We usually call pain suppression analgesia. Emotional and physiological factors influence the process. However, some stroke victims notice that their injury or the blockage of the ventral posterior nucleus of the thalamus tends to coincide with the loss of cutaneous sensation. In other words, they lose superficial sensations such as touch and pain.

Similarly, injuries to the intralaminar nuclei block deep pain but don’t affect cutaneous sensation. Dorsomedial nuclei relate to the limbic system and tend to interfere with the emotional components of pain.

The thalamus illuminated in an image of the head.

Temperature perception

Temperature perception is relative because humans don’t have sensory receptors that provide absolute information about temperature. You’re only able to perceive sudden changes in temperature. For example, if you move your hand from very cold water to very hot water.

There are two types of receptors, one for cold and the other type for heat. They’re heterogeneously distributed all over the skin. Cold receptors are closer to the epidermis, while heat receptors are located in a deeper zone. They’re the same kind of receptors; the difference is their location.

The deformation of the membrane or the receptor cone due to dilation or contraction of the skin is what produces transduction. That deformation opens the membrane and the sodium channels. If the receptors are too close together, you’ll feel the heat more intensely. The nuclei in the thalamus that make it difficult to perceive cold or heat are the intralaminar nuclei and the ventricular nuclei.

It’s interesting, then, that pain perception and temperature reception are due to small receptors in the skin and the participation of the thalamus.

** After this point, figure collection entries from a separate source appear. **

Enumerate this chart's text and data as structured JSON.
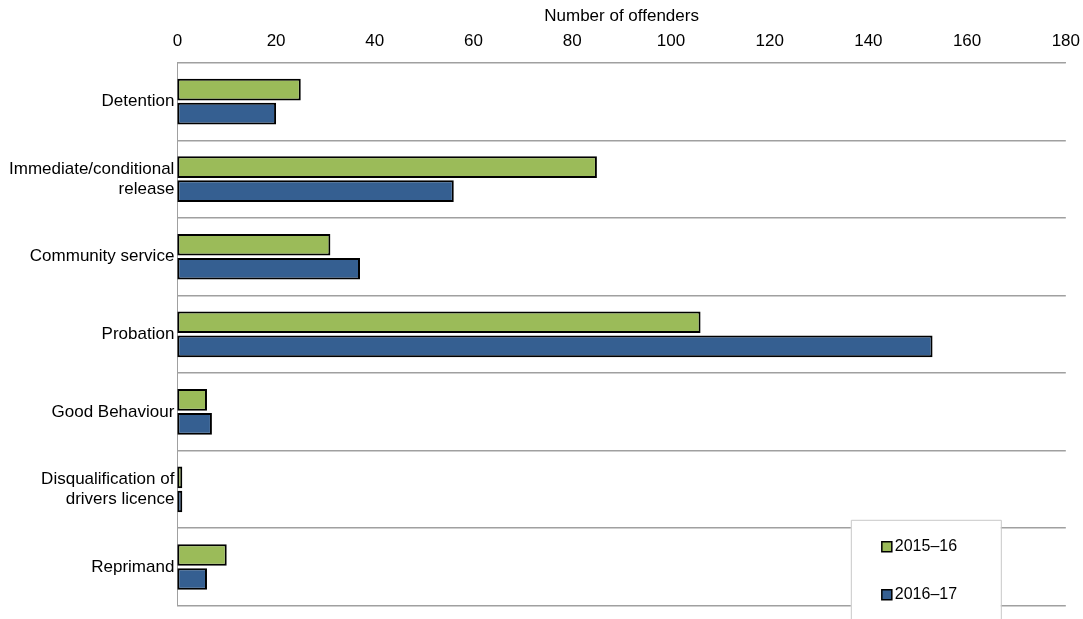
{
  "chart_data": {
    "type": "bar",
    "orientation": "horizontal",
    "xlabel": "Number of offenders",
    "categories": [
      "Detention",
      "Immediate/conditional release",
      "Community service",
      "Probation",
      "Good Behaviour",
      "Disqualification of drivers licence",
      "Reprimand"
    ],
    "series": [
      {
        "name": "2015–16",
        "color": "#9bbb59",
        "values": [
          25,
          85,
          31,
          106,
          6,
          1,
          10
        ]
      },
      {
        "name": "2016–17",
        "color": "#355f91",
        "values": [
          20,
          56,
          37,
          153,
          7,
          1,
          6
        ]
      }
    ],
    "xlim": [
      0,
      180
    ],
    "xticks": [
      0,
      20,
      40,
      60,
      80,
      100,
      120,
      140,
      160,
      180
    ],
    "grid": "y",
    "legend": "bottom right"
  }
}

In conclusion, all of these functions seem to have developed to ensure human survival.

  • Dickenson AH. Pharmacology of pain transmission and control. En: Gebhart GF, Hammond DL, Jensen T (eds). Proceedings of the 8th World Congress on Pain, Progress in Pain Research and Management, IASP Press, Seattle, 1996: 113-121.
  • Villanueva L, Nathan PW. Multiple pain pathways. En: Devor M, Rowbotham MC, Wiesenfeld-Hallin Z (eds). Progress in Pain Research and Management Vol 16, 2000; IASP Press, Seattle, 371-386.